Analyses / Public Summary / 119 · HRES 1178 Public Summary

119-HRES-1178 Journalist Public Summary

119 · HRES 1178 Commemorating the 5-year remembrance of the April 15, 2021, mass shooting at a FedEx Ground facility in Indianapolis, Indiana, and denouncing all forms of anti-Asian hate, including the resurgence of xenophobic and anti-immigrant rhetoric.

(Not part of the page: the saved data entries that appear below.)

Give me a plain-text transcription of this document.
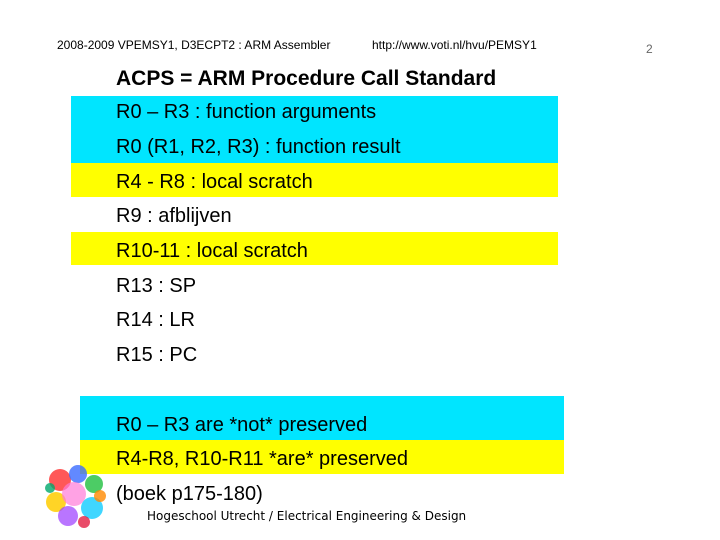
2008-2009 VPEMSY1, D3ECPT2 : ARM Assembler	http://www.voti.nl/hvu/PEMSY1	2
ACPS = ARM Procedure Call Standard
R0 – R3 : function arguments
R0 (R1, R2, R3) : function result
R4 - R8 : local scratch
R9 : afblijven
R10-11 : local scratch
R13 : SP
R14 : LR
R15 : PC
R0 – R3 are *not* preserved
R4-R8, R10-R11 *are* preserved
(boek p175-180)
Hogeschool Utrecht / Electrical Engineering & Design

A House resolution marking five years since the April 15, 2021 Indianapolis FedEx mass shooting that killed eight people, honoring the victims, condemning anti-Asian hate, and urging stronger federal tracking, prevention, and services related to hate crimes; it was introduced April 15, 2026 and sent to House committees for consideration.

Published
16 Apr 2026
Updated
16 Apr 2026
Tags
US Congress · 119th Congress · House Resolution
Unvetted
01 · Section

Headline Summary

The resolution condemns anti-Asian hate and commemorates the victims of the 2021 Indianapolis FedEx mass shooting, while urging federal action to improve hate-crime tracking, prevention, and support services.

02 · Section

What It Does

In plain terms, this is a statement from the House (not a new law) that does three things: honors the eight people killed in the April 15, 2021 Indianapolis FedEx shooting; denounces anti-Asian bigotry and related extremist rhetoric; and urges the executive branch and the Department of Justice to bolster hate-crime data collection, community programs, and language-accessible, culturally responsive services. It also criticizes current federal immigration crackdowns and calls for restoring immigration processing.

Victims honored
8
Sikh community members among victims
4
Incident date
2021year (April 15)
Anniversary marked
5years (2026)
03 · Section

Who’s For It

  • Lead sponsor: Rep. Pramila Jayapal (D–WA), joined by Democratic co-sponsors including members representing Indiana and AAPI communities.
  • Supporters’ main reasons: honoring the victims; condemning xenophobia and extremist rhetoric; improving hate-crime reporting and prevention; expanding culturally and linguistically appropriate services for affected communities.
04 · Section

Who’s Against It

  • Likely opposition from some Republicans who view parts of the text as partisan—especially language criticizing the administration’s immigration policies.
  • Skeptics may argue that existing laws already condemn hate crimes, that the measure is largely symbolic, or that it expands federal programs without addressing broader crime or immigration concerns.
05 · Section

What’s Next

Status as of April 15, 2026: submitted in the House and referred to the Committee on Oversight and Government Reform and, additionally, to the Committee on the Judiciary. Next steps could include a committee hearing or markup before any potential House floor vote. Because it is a simple House resolution (H. Res.), it does not go to the Senate or the President and would not create new law if adopted.